Vu les autres pièces du dossier.
Vu la décision du président du tribunal désignant M. Aebischer, vice-président, en qualité de juge des référés.
Vu :
- le code de l’entrée et du séjour des étrangers et du droit d’asile ;
- le code de justice administrative.
Considérant ce qui suit :
1. Aux termes de l’article L. 521-3 du code de justice administrative : « En cas d’urgence et sur simple requête qui sera recevable même en l’absence de décision administrative préalable, le juge des référés peut ordonner toutes autres mesures utiles sans faire obstacle à l’exécution d’aucune décision ». En vertu de l’article L. 522-3 du même code, le juge des référés peut rejeter la requête sans instruction lorsqu’elle « ne présente pas un caractère d’urgence ».

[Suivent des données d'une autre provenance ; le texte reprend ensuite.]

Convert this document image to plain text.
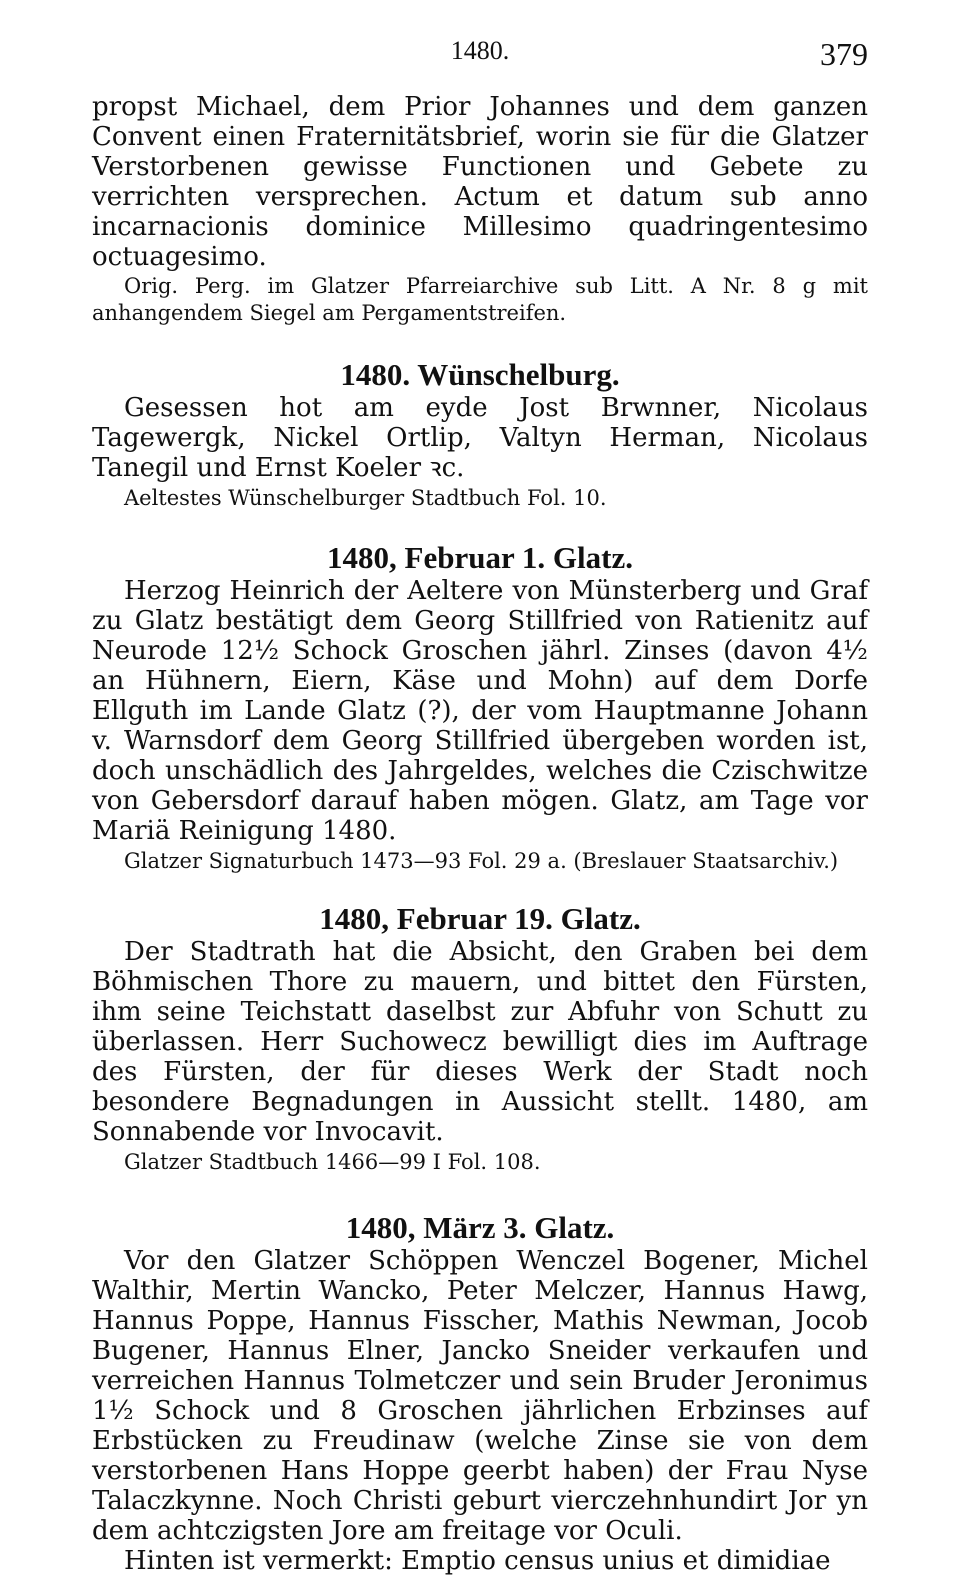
1480.	379

propst Michael, dem Prior Johannes und dem ganzen Convent einen Fraternitätsbrief, worin sie für die Glatzer Verstorbenen gewisse Functionen und Gebete zu verrichten versprechen. Actum et datum sub anno incarnacionis dominice Millesimo quadringentesimo octuagesimo.

Orig. Perg. im Glatzer Pfarreiarchive sub Litt. A Nr. 8 g mit anhangendem Siegel am Pergamentstreifen.
1480. Wünschelburg.

Gesessen hot am eyde Jost Brwnner, Nicolaus Tagewergk, Nickel Ortlip, Valtyn Herman, Nicolaus Tanegil und Ernst Koeler ꝛc.

Aeltestes Wünschelburger Stadtbuch Fol. 10.
1480, Februar 1. Glatz.

Herzog Heinrich der Aeltere von Münsterberg und Graf zu Glatz bestätigt dem Georg Stillfried von Ratienitz auf Neurode 12½ Schock Groschen jährl. Zinses (davon 4½ an Hühnern, Eiern, Käse und Mohn) auf dem Dorfe Ellguth im Lande Glatz (?), der vom Hauptmanne Johann v. Warnsdorf dem Georg Stillfried übergeben worden ist, doch unschädlich des Jahrgeldes, welches die Czischwitze von Gebersdorf darauf haben mögen. Glatz, am Tage vor Mariä Reinigung 1480.

Glatzer Signaturbuch 1473—93 Fol. 29 a. (Breslauer Staatsarchiv.)
1480, Februar 19. Glatz.

Der Stadtrath hat die Absicht, den Graben bei dem Böhmischen Thore zu mauern, und bittet den Fürsten, ihm seine Teichstatt daselbst zur Abfuhr von Schutt zu überlassen. Herr Suchowecz bewilligt dies im Auftrage des Fürsten, der für dieses Werk der Stadt noch besondere Begnadungen in Aussicht stellt. 1480, am Sonnabende vor Invocavit.

Glatzer Stadtbuch 1466—99 I Fol. 108.
1480, März 3. Glatz.

Vor den Glatzer Schöppen Wenczel Bogener, Michel Walthir, Mertin Wancko, Peter Melczer, Hannus Hawg, Hannus Poppe, Hannus Fisscher, Mathis Newman, Jocob Bugener, Hannus Elner, Jancko Sneider verkaufen und verreichen Hannus Tolmetczer und sein Bruder Jeronimus 1½ Schock und 8 Groschen jährlichen Erbzinses auf Erbstücken zu Freudinaw (welche Zinse sie von dem verstorbenen Hans Hoppe geerbt haben) der Frau Nyse Talaczkynne. Noch Christi geburt vierczehnhundirt Jor yn dem achtczigsten Jore am freitage vor Oculi.

Hinten ist vermerkt: Emptio census unius et dimidiae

2. A l’appui de sa requête tendant à ce que le juge des référés agisse auprès du préfet de Mayotte pour que soit enregistrée et instruite sa demande de titre de séjour, M. A... C... justifie insuffisamment, en se bornant à invoquer les circonstances qui rendraient nécessaire la régularisation de sa situation afin de pouvoir entreprendre des études supérieures après l’obtention de son baccalauréat, des démarches concrètement accomplies par lui auprès de l’administration pour tenter d’obtenir le rendez-vous nécessaire à l’enregistrement de sa demande de titre. Ainsi, il n’apparaît pas l’intéressé se soit heurté à une anormale inertie de l’administration suite à des démarches insistantes de sa part. Ainsi, la saisine du juge des référés ne satisfait pas à la condition d’urgence requise pour la mise en œuvre de la procédure de l’article L. 521-3 du code de justice administrative. Il y a lieu de rejeter la requête.
O R D O N N E :
Article 1er : La requête de M. A... C... est rejetée.
Article 2 : La présente ordonnance sera notifiée à M. B... A... C....
Fait à Mamoudzou, le 12 février 2026.